Krugman, FDR & Keynesian Policies
Paul Krugman, who supported Hillary Clinton in the Democratic primaries, isn't entirely sure of whether Obama will be a moderate or a radical. But he clearly says that he thinks Obama should be radical like Roosevelt. Indeed, in his latest New York Times column and in several posts on his blog, he thinks that Obama should be even more radical than Roosevelt. In particular, he thinks that FDR was too cautious in allowing the budget deficit to expand until World War II.
Several points can be made about this: First of all, his measurement is the so-called "full employment" deficit. That means that the so-called automatic stabilizers (a cyclical downturn reduces tax revenue, while increasing spending on welfare and unemployment benefits without any active political decisions) that Keynesians actually usually celebrate as a big advantage of a welfare state are excluded. But since such alleged stabilizers wouldn't exist in a pure laissez-faire economy, they do in fact constitute a form of Keynesian intervention.
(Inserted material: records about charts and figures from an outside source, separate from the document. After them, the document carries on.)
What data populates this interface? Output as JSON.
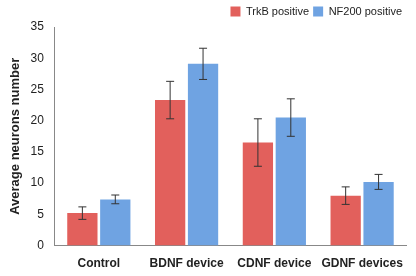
{
  "chart_data": {
    "type": "bar",
    "y_label": "Average neurons number",
    "categories": [
      "Control",
      "BDNF device",
      "CDNF device",
      "GDNF devices"
    ],
    "series": [
      {
        "name": "TrkB positive",
        "color": "#e2605c",
        "values": [
          5.2,
          23.3,
          16.5,
          8.0
        ],
        "errors": [
          1.0,
          3.0,
          3.8,
          1.4
        ]
      },
      {
        "name": "NF200 positive",
        "color": "#6fa3e2",
        "values": [
          7.4,
          29.1,
          20.5,
          10.2
        ],
        "errors": [
          0.7,
          2.5,
          3.0,
          1.2
        ]
      }
    ],
    "ylim": [
      0,
      35
    ],
    "yticks": [
      0,
      5,
      10,
      15,
      20,
      25,
      30,
      35
    ],
    "grid": false,
    "legend": "upper right"
  }
}
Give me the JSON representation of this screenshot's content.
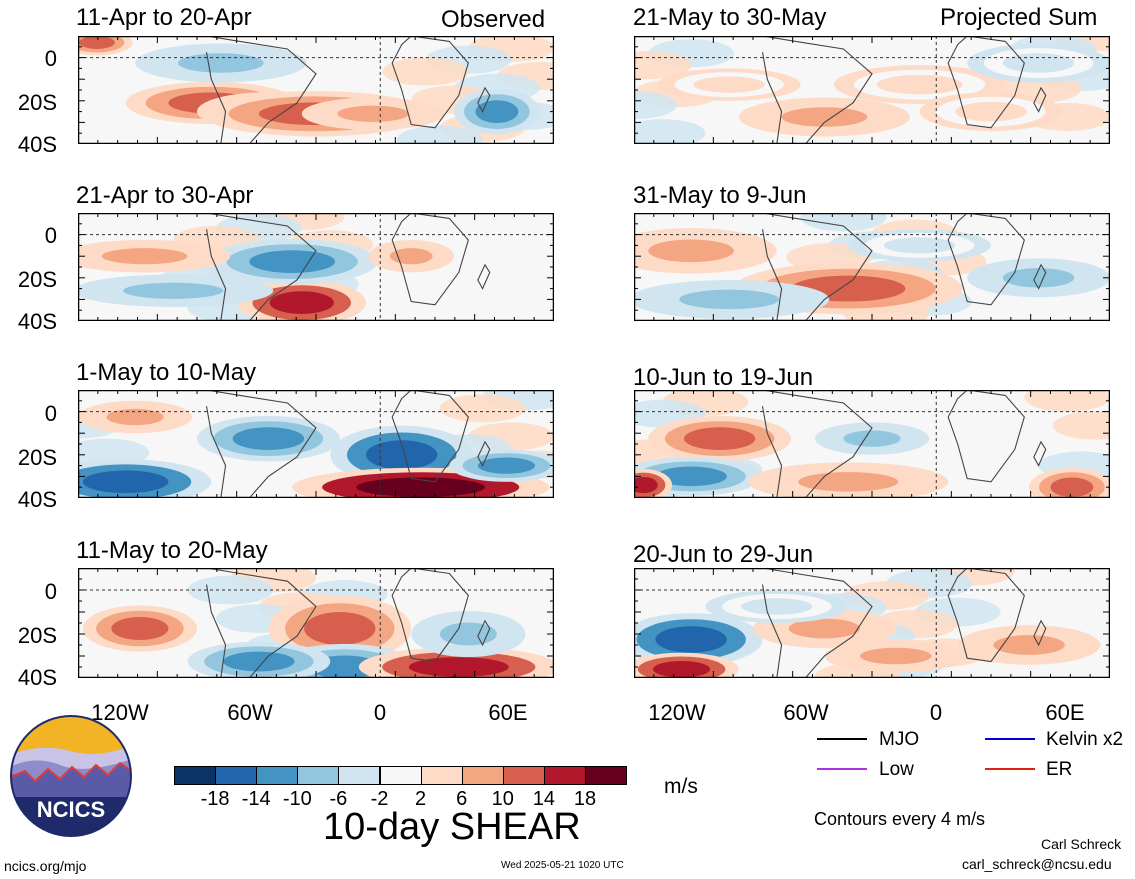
{
  "columns": {
    "observed_label": "Observed",
    "projected_label": "Projected Sum"
  },
  "panels_left": [
    {
      "title": "11-Apr to 20-Apr"
    },
    {
      "title": "21-Apr to 30-Apr"
    },
    {
      "title": "1-May to 10-May"
    },
    {
      "title": "11-May to 20-May"
    }
  ],
  "panels_right": [
    {
      "title": "21-May to 30-May"
    },
    {
      "title": "31-May to 9-Jun"
    },
    {
      "title": "10-Jun to 19-Jun"
    },
    {
      "title": "20-Jun to 29-Jun"
    }
  ],
  "axes": {
    "y_ticks": [
      "0",
      "20S",
      "40S"
    ],
    "x_ticks": [
      "120W",
      "60W",
      "0",
      "60E"
    ]
  },
  "colorbar": {
    "colors": [
      "#0b3466",
      "#2166ac",
      "#4393c3",
      "#92c5de",
      "#d1e5f0",
      "#f7f7f7",
      "#fddbc7",
      "#f4a582",
      "#d6604d",
      "#b2182b",
      "#67001f"
    ],
    "labels": [
      "-18",
      "-14",
      "-10",
      "-6",
      "-2",
      "2",
      "6",
      "10",
      "14",
      "18"
    ],
    "units": "m/s",
    "title": "10-day SHEAR"
  },
  "legend": {
    "items": [
      {
        "label": "MJO",
        "color": "#000000"
      },
      {
        "label": "Kelvin x2",
        "color": "#0000cc"
      },
      {
        "label": "Low",
        "color": "#aa33dd"
      },
      {
        "label": "ER",
        "color": "#dd2211"
      }
    ],
    "contours_note": "Contours every 4 m/s"
  },
  "footer": {
    "site": "ncics.org/mjo",
    "timestamp": "Wed 2025-05-21 1020 UTC",
    "author": "Carl Schreck",
    "email": "carl_schreck@ncsu.edu",
    "logo_text": "NCICS"
  }
}
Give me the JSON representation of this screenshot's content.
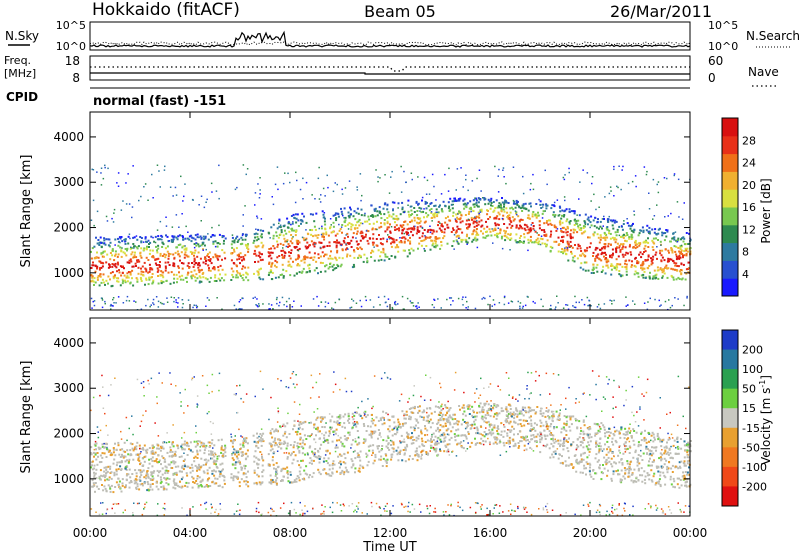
{
  "header": {
    "station": "Hokkaido (fitACF)",
    "beam": "Beam 05",
    "date": "26/Mar/2011"
  },
  "noise_panel": {
    "left_label": "N.Sky",
    "right_label": "N.Search",
    "left_ticks": [
      "10^5",
      "10^0"
    ],
    "right_ticks": [
      "10^5",
      "10^0"
    ]
  },
  "freq_panel": {
    "left_label_line1": "Freq.",
    "left_label_line2": "[MHz]",
    "left_ticks": [
      "18",
      "8"
    ],
    "right_ticks": [
      "60",
      "0"
    ],
    "right_label": "Nave"
  },
  "cpid": {
    "label": "CPID",
    "value": "normal (fast) -151"
  },
  "chart_data": [
    {
      "type": "heatmap",
      "panel": "power",
      "ylabel": "Slant Range [km]",
      "ylim": [
        180,
        4550
      ],
      "y_ticks": [
        "1000",
        "2000",
        "3000",
        "4000"
      ],
      "y_tick_values": [
        1000,
        2000,
        3000,
        4000
      ],
      "xlim": [
        0,
        24
      ],
      "colorbar": {
        "label": "Power [dB]",
        "tick_labels": [
          "4",
          "8",
          "12",
          "16",
          "20",
          "24",
          "28"
        ],
        "colors": [
          "#1a1aff",
          "#2850d0",
          "#2e7aa0",
          "#2e8a50",
          "#78c850",
          "#d8e040",
          "#f0b030",
          "#f07018",
          "#e83018",
          "#d81010"
        ]
      },
      "features": {
        "ionospheric_band": [
          {
            "t": 0,
            "lo": 900,
            "hi": 1400
          },
          {
            "t": 6,
            "lo": 1050,
            "hi": 1500
          },
          {
            "t": 8,
            "lo": 1100,
            "hi": 1900
          },
          {
            "t": 12,
            "lo": 1500,
            "hi": 2200
          },
          {
            "t": 16,
            "lo": 2000,
            "hi": 2300
          },
          {
            "t": 18,
            "lo": 1800,
            "hi": 2200
          },
          {
            "t": 20,
            "lo": 1200,
            "hi": 1900
          },
          {
            "t": 24,
            "lo": 1000,
            "hi": 1500
          }
        ],
        "data_gap_hours": [
          [
            5.4,
            5.6
          ],
          [
            6.3,
            6.5
          ],
          [
            6.9,
            7.1
          ]
        ]
      }
    },
    {
      "type": "heatmap",
      "panel": "velocity",
      "ylabel": "Slant Range [km]",
      "ylim": [
        180,
        4550
      ],
      "y_ticks": [
        "1000",
        "2000",
        "3000",
        "4000"
      ],
      "y_tick_values": [
        1000,
        2000,
        3000,
        4000
      ],
      "xlim": [
        0,
        24
      ],
      "xlabel": "Time UT",
      "x_ticks": [
        "00:00",
        "04:00",
        "08:00",
        "12:00",
        "16:00",
        "20:00",
        "00:00"
      ],
      "x_tick_values": [
        0,
        4,
        8,
        12,
        16,
        20,
        24
      ],
      "colorbar": {
        "label_main": "Velocity [m s",
        "label_sup": "-1",
        "label_end": "]",
        "tick_labels": [
          "200",
          "100",
          "50",
          "15",
          "-15",
          "-50",
          "-100",
          "-200"
        ],
        "colors": [
          "#1e3cc8",
          "#2878a0",
          "#2aa050",
          "#6cd040",
          "#c8c8c0",
          "#e8a030",
          "#f07820",
          "#f04818",
          "#e01010"
        ]
      },
      "ground_scatter_color": "#bdbdb5"
    }
  ]
}
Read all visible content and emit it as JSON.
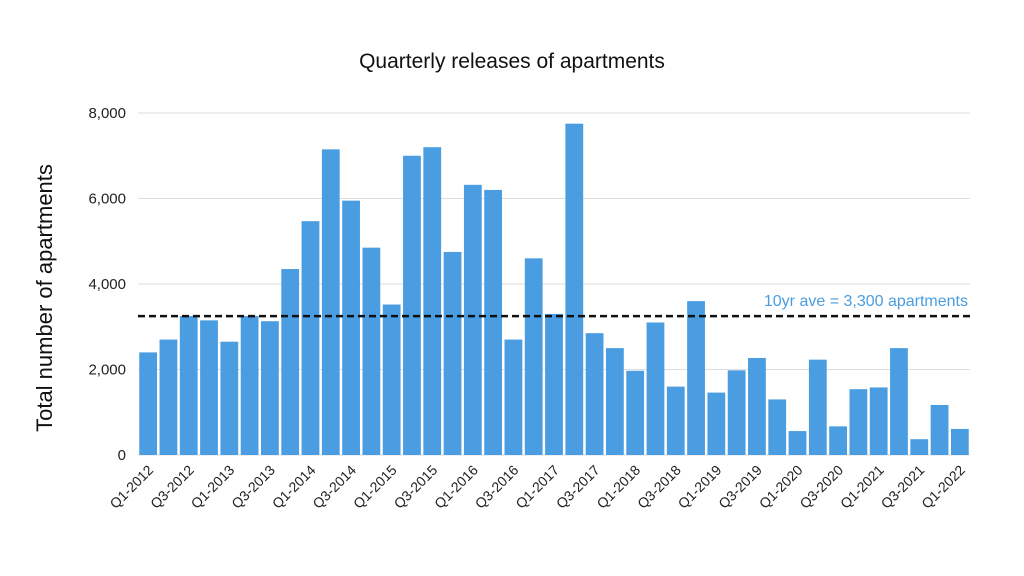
{
  "chart_data": {
    "type": "bar",
    "title": "Quarterly releases of apartments",
    "xlabel": "",
    "ylabel": "Total number of apartments",
    "ylim": [
      0,
      8000
    ],
    "yticks": [
      0,
      2000,
      4000,
      6000,
      8000
    ],
    "ytick_labels": [
      "0",
      "2,000",
      "4,000",
      "6,000",
      "8,000"
    ],
    "grid": true,
    "bar_color": "#4a9de0",
    "categories": [
      "Q1-2012",
      "Q2-2012",
      "Q3-2012",
      "Q4-2012",
      "Q1-2013",
      "Q2-2013",
      "Q3-2013",
      "Q4-2013",
      "Q1-2014",
      "Q2-2014",
      "Q3-2014",
      "Q4-2014",
      "Q1-2015",
      "Q2-2015",
      "Q3-2015",
      "Q4-2015",
      "Q1-2016",
      "Q2-2016",
      "Q3-2016",
      "Q4-2016",
      "Q1-2017",
      "Q2-2017",
      "Q3-2017",
      "Q4-2017",
      "Q1-2018",
      "Q2-2018",
      "Q3-2018",
      "Q4-2018",
      "Q1-2019",
      "Q2-2019",
      "Q3-2019",
      "Q4-2019",
      "Q1-2020",
      "Q2-2020",
      "Q3-2020",
      "Q4-2020",
      "Q1-2021",
      "Q2-2021",
      "Q3-2021",
      "Q4-2021",
      "Q1-2022"
    ],
    "visible_tick_labels": [
      "Q1-2012",
      "Q3-2012",
      "Q1-2013",
      "Q3-2013",
      "Q1-2014",
      "Q3-2014",
      "Q1-2015",
      "Q3-2015",
      "Q1-2016",
      "Q3-2016",
      "Q1-2017",
      "Q3-2017",
      "Q1-2018",
      "Q3-2018",
      "Q1-2019",
      "Q3-2019",
      "Q1-2020",
      "Q3-2020",
      "Q1-2021",
      "Q3-2021",
      "Q1-2022"
    ],
    "values": [
      2400,
      2700,
      3250,
      3150,
      2650,
      3250,
      3130,
      4350,
      5470,
      7150,
      5950,
      4850,
      3520,
      7000,
      7200,
      4750,
      6320,
      6200,
      2700,
      4600,
      3300,
      7750,
      2850,
      2500,
      1970,
      3100,
      1600,
      3600,
      1460,
      1980,
      2270,
      1300,
      560,
      2230,
      670,
      1540,
      1580,
      2500,
      370,
      1170,
      610
    ],
    "average_line": {
      "value": 3250,
      "label": "10yr ave = 3,300 apartments",
      "style": "dashed",
      "line_color": "#111111",
      "label_color": "#4a9de0"
    }
  }
}
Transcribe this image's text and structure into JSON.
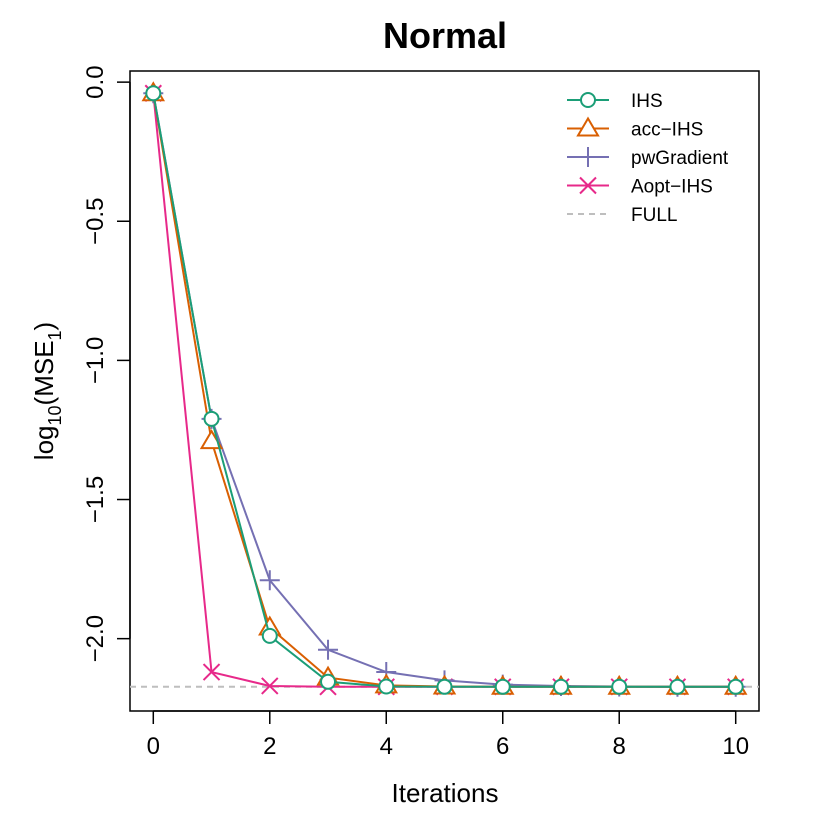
{
  "chart_data": {
    "type": "line",
    "title": "Normal",
    "xlabel": "Iterations",
    "ylabel": {
      "base": "log",
      "sub1": "10",
      "mid": "(MSE",
      "sub2": "1",
      "end": ")"
    },
    "xlim": [
      -0.4,
      10.4
    ],
    "ylim": [
      -2.26,
      0.04
    ],
    "xticks": [
      0,
      2,
      4,
      6,
      8,
      10
    ],
    "yticks": [
      0.0,
      -0.5,
      -1.0,
      -1.5,
      -2.0
    ],
    "xtick_labels": [
      "0",
      "2",
      "4",
      "6",
      "8",
      "10"
    ],
    "ytick_labels": [
      "0.0",
      "−0.5",
      "−1.0",
      "−1.5",
      "−2.0"
    ],
    "x": [
      0,
      1,
      2,
      3,
      4,
      5,
      6,
      7,
      8,
      9,
      10
    ],
    "series": [
      {
        "name": "IHS",
        "color": "#1b9e77",
        "marker": "circle",
        "values": [
          -0.04,
          -1.21,
          -1.99,
          -2.155,
          -2.172,
          -2.173,
          -2.173,
          -2.173,
          -2.173,
          -2.173,
          -2.173
        ]
      },
      {
        "name": "acc−IHS",
        "color": "#d95f02",
        "marker": "triangle",
        "values": [
          -0.04,
          -1.29,
          -1.96,
          -2.14,
          -2.168,
          -2.172,
          -2.173,
          -2.173,
          -2.173,
          -2.173,
          -2.173
        ]
      },
      {
        "name": "pwGradient",
        "color": "#7570b3",
        "marker": "plus",
        "values": [
          -0.04,
          -1.21,
          -1.79,
          -2.04,
          -2.12,
          -2.15,
          -2.165,
          -2.17,
          -2.172,
          -2.173,
          -2.173
        ]
      },
      {
        "name": "Aopt−IHS",
        "color": "#e7298a",
        "marker": "cross",
        "values": [
          -0.04,
          -2.12,
          -2.17,
          -2.173,
          -2.173,
          -2.173,
          -2.173,
          -2.173,
          -2.173,
          -2.173,
          -2.173
        ]
      }
    ],
    "reference_line": {
      "name": "FULL",
      "value": -2.173,
      "color": "#bebebe",
      "style": "dashed"
    },
    "legend_position": "top-right",
    "grid": false
  }
}
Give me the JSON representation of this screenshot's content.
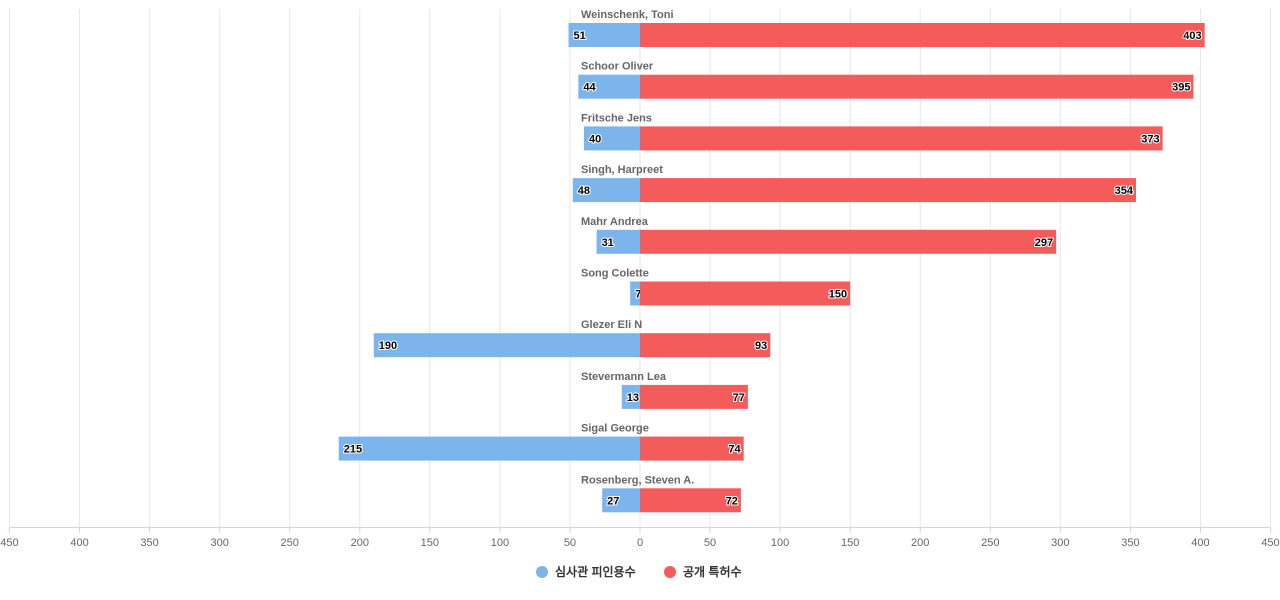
{
  "chart_data": {
    "type": "bar",
    "orientation": "horizontal-diverging",
    "title": "",
    "categories": [
      "Weinschenk, Toni",
      "Schoor Oliver",
      "Fritsche Jens",
      "Singh, Harpreet",
      "Mahr Andrea",
      "Song Colette",
      "Glezer Eli N",
      "Stevermann Lea",
      "Sigal George",
      "Rosenberg, Steven A."
    ],
    "series": [
      {
        "name": "심사관 피인용수",
        "color": "#7cb5ec",
        "side": "left",
        "values": [
          51,
          44,
          40,
          48,
          31,
          7,
          190,
          13,
          215,
          27
        ]
      },
      {
        "name": "공개 특허수",
        "color": "#f45b5b",
        "side": "right",
        "values": [
          403,
          395,
          373,
          354,
          297,
          150,
          93,
          77,
          74,
          72
        ]
      }
    ],
    "xlim": [
      -450,
      450
    ],
    "x_ticks": [
      "450",
      "400",
      "350",
      "300",
      "250",
      "200",
      "150",
      "100",
      "50",
      "0",
      "50",
      "100",
      "150",
      "200",
      "250",
      "300",
      "350",
      "400",
      "450"
    ],
    "grid": true,
    "legend": "bottom-center",
    "data_labels": true
  }
}
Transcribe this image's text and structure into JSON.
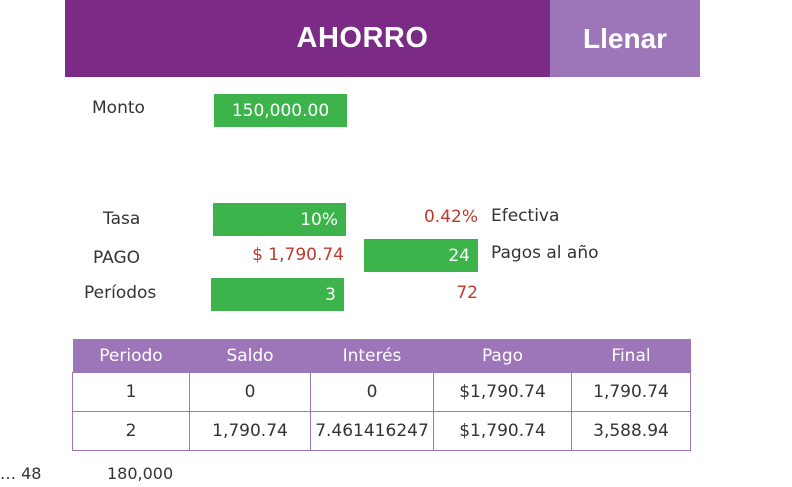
{
  "header": {
    "title": "AHORRO",
    "fill_button": "Llenar"
  },
  "monto": {
    "label": "Monto",
    "value": "150,000.00"
  },
  "tasa": {
    "label": "Tasa",
    "value": "10%",
    "effective_value": "0.42%",
    "effective_label": "Efectiva"
  },
  "pago": {
    "label": "PAGO",
    "value": "$ 1,790.74",
    "payments_per_year": "24",
    "payments_label": "Pagos al año"
  },
  "periodos": {
    "label": "Períodos",
    "value": "3",
    "total": "72"
  },
  "table": {
    "headers": [
      "Periodo",
      "Saldo",
      "Interés",
      "Pago",
      "Final"
    ],
    "rows": [
      [
        "1",
        "0",
        "0",
        "$1,790.74",
        "1,790.74"
      ],
      [
        "2",
        "1,790.74",
        "7.461416247",
        "$1,790.74",
        "3,588.94"
      ]
    ]
  },
  "footer": {
    "periods_text": "… 48",
    "amount_text": "180,000"
  },
  "colors": {
    "purple_dark": "#7b2a86",
    "purple_light": "#9c76b8",
    "green": "#3cb44b",
    "red": "#c0392b"
  }
}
Secondly, as Alex Tabbarok points out, one reason why the increase in the deficit were limited was because first Herbert Hoover and then Franklin Roosevelt implemented significant tax increases (See Greg Mankiw's illustration of tax rates during Hoover & Roosevelt). The increase in government spending was enormous, but only some of that was financed through higher taxes rather than increased borrowing. If Krugman thinks that Hoover and Roosevelt did the right thing with regard to spending, but erred in financing some of it through tax increases, does that mean that he now favors keeping the Bush tax cuts in place?
It should be further noted with regard to this point that direct government spending is usually regarded by Keynesians as superior to tax cuts (especially tax cuts for people with high income) because there is a risk that they might save some of it. So, the Hoover-Roosevelt strategy of raising marginal tax rates and spending it directly could too be considered a form of Keynesian policy.
Finally, Krugman completely ignores (typically enough for a Keynesian) the long term effects of large deficits and high spending. If you study the economic data for Japan during the 1990s you can see that whenever they temporarily accelerated the increase in the deficit it did produce a short-lived upswing. But that upswing soon disappeared, and Japan's once awe-inspiring growth rates fell to the lowest of all industrial economies, as all of its savings were diverted into government bonds, as opposed to private investments. It is interesting to see that he criticizes Roosevelt for tightening fiscal policy in 1937, several years after GDP started growing again. What Krugman apparently advocates are not temporary deficits, but permanent deficits, something which will have a negative effect on growth because of the crowding out effect.
Krugman may have been a good trade economist, but he is not a good macro economist. Too bad he has stopped writing about trade and instead has focused on macroeconomics.